No, it is not lying with facts. I appreciate your adding context, but to pretend that the Democrats are resolved of their responsibility to put forth a budget proposal because of the possibility of being filibustered is propagandizing. It also ignores the fact that they didn't propose a budget when they controlled the Presidency, both houses of Congress, and had a virtual filibuster-proof majority. If they could get ObamaCare passed, then they could have passed a budget.
It's crippling to the economy. Government spending is what is keeping the economy from taking an even worse nosedive. In case you haven't noticed, we've been a recession with high unemployment since the banks crashed the economy in 2008. In my state there are 5 people looking for work for every job that's available. Spending equals jobs. Government is one of the biggest spenders. Cut government spending, you kill jobs. These things have a multiplicative effect. You kill jobs, those people who lost their jobs can't spend as much, more people lose their jobs. 2% is a lot of jobs. An analysis put that at 2 million jobs lost.
I expect the real reason the GOP pushed to let Obama choose is so that they could turn around and blame him for any unpopular cuts. They tried to further abdicate responsibility, because it's Congress's job to choose funding levels.
Hail Eris, full of mischief...
E pluribus sanguinem
So if you took a 5% pay cut you would pay 5% less of everything? Call up your bank and tell them you'll only pay 95% of your mortgage? Would you pay only 95% of your internet and phone bills? Would you go the gas pump and only fill up your tank 95% of the way? Would you only pay 95% of your health, home, and auto insurance?
The fact of the matter is that all departments have fixed and variable expenses.

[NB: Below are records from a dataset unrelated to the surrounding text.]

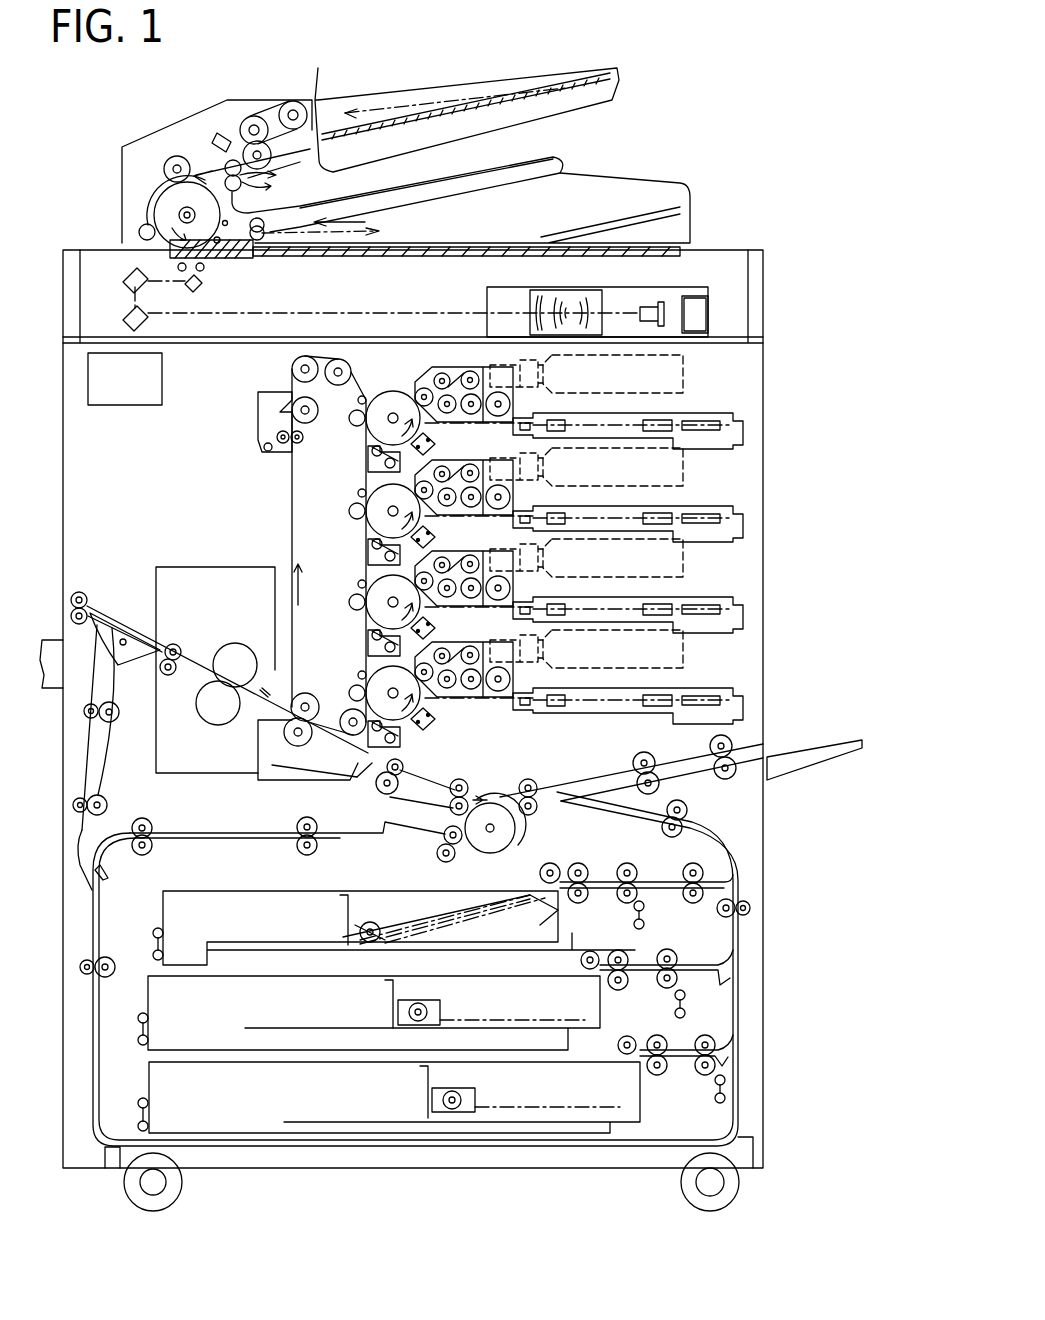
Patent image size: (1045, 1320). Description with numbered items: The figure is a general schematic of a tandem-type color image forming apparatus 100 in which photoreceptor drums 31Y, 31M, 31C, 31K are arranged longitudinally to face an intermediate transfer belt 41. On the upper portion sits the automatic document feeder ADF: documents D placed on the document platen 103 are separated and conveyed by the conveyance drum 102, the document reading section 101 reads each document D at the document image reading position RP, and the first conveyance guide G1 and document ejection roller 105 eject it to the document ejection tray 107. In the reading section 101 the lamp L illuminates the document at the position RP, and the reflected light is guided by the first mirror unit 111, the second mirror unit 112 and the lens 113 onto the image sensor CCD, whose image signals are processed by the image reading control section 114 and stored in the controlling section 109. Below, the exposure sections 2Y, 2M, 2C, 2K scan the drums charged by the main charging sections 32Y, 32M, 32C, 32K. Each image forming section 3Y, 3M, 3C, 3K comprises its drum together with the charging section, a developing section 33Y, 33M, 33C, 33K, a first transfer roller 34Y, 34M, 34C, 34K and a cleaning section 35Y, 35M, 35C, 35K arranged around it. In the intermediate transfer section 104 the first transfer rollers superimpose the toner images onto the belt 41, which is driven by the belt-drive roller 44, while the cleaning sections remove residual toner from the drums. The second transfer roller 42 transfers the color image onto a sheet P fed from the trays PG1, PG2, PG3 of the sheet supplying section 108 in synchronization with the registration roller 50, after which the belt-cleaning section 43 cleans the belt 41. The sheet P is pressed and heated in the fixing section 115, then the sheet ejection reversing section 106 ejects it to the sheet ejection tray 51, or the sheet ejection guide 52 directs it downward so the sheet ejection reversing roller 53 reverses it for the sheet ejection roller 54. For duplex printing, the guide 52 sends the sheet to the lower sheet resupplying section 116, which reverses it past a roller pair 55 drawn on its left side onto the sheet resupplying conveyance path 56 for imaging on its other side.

The image forming apparatus 100 is at (802, 96).
The document reading section 101 is at (753, 308).
The conveyance drum 102 is at (148, 211).
The document platen 103 is at (546, 72).
The intermediate transfer section 104 is at (280, 516).
The document ejection roller 105 is at (262, 184).
The sheet ejection reversing section 106 is at (88, 660).
The document ejection tray 107 is at (507, 160).
The sheet supplying section 108 is at (750, 862).
The controlling section 109 is at (145, 394).
The first mirror unit 111 is at (195, 296).
The second mirror unit 112 is at (123, 316).
The lens 113 is at (548, 291).
The image reading control section 114 is at (700, 315).
The fixing section 115 is at (184, 555).
The sheet resupplying section 116 is at (166, 877).
The exposure section 2Y is at (645, 449).
The exposure section 2M is at (628, 544).
The exposure section 2C is at (628, 635).
The exposure section 2K is at (628, 726).
The image forming section 3Y is at (565, 378).
The image forming section 3M is at (586, 467).
The image forming section 3C is at (586, 558).
The image forming section 3K is at (586, 649).
The photoreceptor drum 31Y is at (388, 398).
The photoreceptor drum 31M is at (360, 511).
The photoreceptor drum 31C is at (366, 596).
The photoreceptor drum 31K is at (367, 683).
The main charging section 32Y is at (437, 435).
The main charging section 32M is at (472, 532).
The main charging section 32C is at (472, 623).
The main charging section 32K is at (472, 718).
The developing section 33Y is at (428, 368).
The developing section 33M is at (472, 475).
The developing section 33C is at (473, 566).
The developing section 33K is at (473, 657).
The first transfer roller 34Y is at (352, 426).
The first transfer roller 34M is at (333, 515).
The first transfer roller 34C is at (335, 599).
The first transfer roller 34K is at (335, 685).
The cleaning section 35Y is at (368, 468).
The cleaning section 35M is at (353, 552).
The cleaning section 35C is at (355, 638).
The cleaning section 35K is at (413, 744).
The intermediate transfer belt 41 is at (291, 478).
The second transfer roller 42 is at (292, 744).
The belt-cleaning section 43 is at (260, 421).
The belt-drive roller 44 is at (348, 735).
The registration roller 50 is at (382, 795).
The sheet ejection tray 51 is at (52, 640).
The sheet ejection guide 52 is at (122, 633).
The sheet ejection reversing roller 53 is at (118, 722).
The sheet ejection roller 54 is at (93, 601).
The duplex conveyance roller 55 is at (112, 977).
The sheet resupplying conveyance path 56 is at (213, 832).
The automatic document feeder ADF is at (738, 144).
The image sensor CCD is at (672, 303).
The document D is at (483, 93).
The first conveyance guide G1 is at (262, 258).
The lamp L is at (202, 272).
The document image reading position RP is at (190, 268).
The sheet P is at (468, 896).
The tray PG1 is at (398, 928).
The tray PG2 is at (411, 1013).
The tray PG3 is at (431, 1097).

They can't touch the fixed expenses (including contracts already awarded) so brunt of the cuts occur on the variable expenses as big or as small as they are.
So if 80% of your budget is unalterable then the remaining 20% of the budget will bear the whole of the 5% cut (or a 25% cut to those expenses).
This is why training (as an example) would be cut 75% and govt employee hours would be cut 20% for a limited number of weeks in the year.
Rash changes and cuts cause all sorts of boneheaded decisions, like taking out hugely expensive bonds or selling off govt assets and services to private companies only to have the sold back to the govt' at a higher cost (all for a short term boost).